Dependence of quantum dot photocurrent on the carrier escape nature in InAs/GaAs quantum dot solar cells

This paper presents a theoretical study of the effect of the nature of the carrier escape from quantum dots (QDs) on the performance of InAs/GaAs QD solar cells (QDSCs), based on numerical simulations. Excitonic and non-excitonic dynamics of electrons and holes are considered in the modeling, by assuming identical or separate time constants for the intersubband carrier transfer processes in the ground and excited states. It is shown that the excitonic capture and escape allow us to explain the non-additive characteristic of the QD photocurrent, observed when the total photocurrent of the cell is much lower than the sum of the photocurrents contributed separately by the barrier and the nanostructures. This behavior is practically eliminated in the non-excitonic case. The correlated dynamics under the non-excitonic scenario is analyzed by calculating the device sensitivity to small changes introduced in the escape time of electrons.

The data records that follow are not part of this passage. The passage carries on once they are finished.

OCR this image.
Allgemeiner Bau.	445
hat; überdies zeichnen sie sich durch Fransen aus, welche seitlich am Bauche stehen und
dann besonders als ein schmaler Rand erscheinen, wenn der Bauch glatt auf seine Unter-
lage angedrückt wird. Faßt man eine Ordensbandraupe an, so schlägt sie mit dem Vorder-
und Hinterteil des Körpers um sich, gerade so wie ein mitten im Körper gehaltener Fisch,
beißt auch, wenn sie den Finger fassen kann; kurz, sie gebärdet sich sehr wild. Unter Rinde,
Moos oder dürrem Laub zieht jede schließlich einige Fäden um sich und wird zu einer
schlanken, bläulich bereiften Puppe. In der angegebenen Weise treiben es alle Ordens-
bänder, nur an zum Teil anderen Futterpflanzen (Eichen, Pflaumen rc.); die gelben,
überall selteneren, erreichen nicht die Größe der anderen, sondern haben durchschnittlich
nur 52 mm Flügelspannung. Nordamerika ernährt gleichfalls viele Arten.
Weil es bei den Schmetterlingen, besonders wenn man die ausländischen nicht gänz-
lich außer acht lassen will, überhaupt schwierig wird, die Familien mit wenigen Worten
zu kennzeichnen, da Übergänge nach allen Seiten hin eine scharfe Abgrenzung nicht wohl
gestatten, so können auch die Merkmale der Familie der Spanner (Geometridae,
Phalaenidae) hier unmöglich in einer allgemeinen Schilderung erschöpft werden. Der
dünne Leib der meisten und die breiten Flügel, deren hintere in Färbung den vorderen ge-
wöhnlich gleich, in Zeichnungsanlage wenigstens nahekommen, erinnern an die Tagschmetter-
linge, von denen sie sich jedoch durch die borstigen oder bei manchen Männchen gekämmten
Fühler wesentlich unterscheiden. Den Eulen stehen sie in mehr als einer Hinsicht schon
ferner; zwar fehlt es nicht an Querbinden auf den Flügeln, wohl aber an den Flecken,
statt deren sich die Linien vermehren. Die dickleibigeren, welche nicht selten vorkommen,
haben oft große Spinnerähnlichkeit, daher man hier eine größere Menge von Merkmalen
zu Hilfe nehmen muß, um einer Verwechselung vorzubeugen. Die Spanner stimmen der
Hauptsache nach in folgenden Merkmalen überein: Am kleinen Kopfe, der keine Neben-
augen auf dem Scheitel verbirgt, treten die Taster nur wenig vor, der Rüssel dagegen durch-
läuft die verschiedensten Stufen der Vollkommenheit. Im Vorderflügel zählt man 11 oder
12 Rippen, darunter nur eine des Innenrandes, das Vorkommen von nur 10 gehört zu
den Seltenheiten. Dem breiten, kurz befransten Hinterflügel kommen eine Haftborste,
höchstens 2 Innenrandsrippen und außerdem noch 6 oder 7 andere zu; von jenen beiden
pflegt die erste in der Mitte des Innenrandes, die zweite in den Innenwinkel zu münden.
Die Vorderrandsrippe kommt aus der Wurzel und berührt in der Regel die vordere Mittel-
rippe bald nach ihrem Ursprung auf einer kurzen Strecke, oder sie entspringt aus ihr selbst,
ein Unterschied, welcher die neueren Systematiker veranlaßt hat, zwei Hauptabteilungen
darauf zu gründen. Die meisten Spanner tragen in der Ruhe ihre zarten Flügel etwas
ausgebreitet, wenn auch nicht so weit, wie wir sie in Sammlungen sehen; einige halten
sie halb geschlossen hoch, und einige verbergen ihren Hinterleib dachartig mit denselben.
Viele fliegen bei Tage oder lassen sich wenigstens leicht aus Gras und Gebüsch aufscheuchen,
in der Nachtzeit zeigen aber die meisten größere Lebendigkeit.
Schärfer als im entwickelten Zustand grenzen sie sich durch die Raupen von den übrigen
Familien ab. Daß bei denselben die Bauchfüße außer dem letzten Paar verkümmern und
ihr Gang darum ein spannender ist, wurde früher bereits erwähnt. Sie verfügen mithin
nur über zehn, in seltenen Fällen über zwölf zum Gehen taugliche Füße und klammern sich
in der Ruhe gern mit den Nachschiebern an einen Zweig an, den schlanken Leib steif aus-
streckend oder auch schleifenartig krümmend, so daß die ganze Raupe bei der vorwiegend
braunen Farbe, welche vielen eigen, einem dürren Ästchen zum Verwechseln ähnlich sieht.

It is stated that the non-variation of the QD photocurrent with this parameter could be interpreted as a consequence of either a correlated electron-hole escape from QDs, or a dominant recombination over the other involved processes. The ideality factor of the different QDSCs studied is also calculated from simulations under both concentrated sunlight and dark conditions. The obtained results are in line with experimental measurements published in the literature.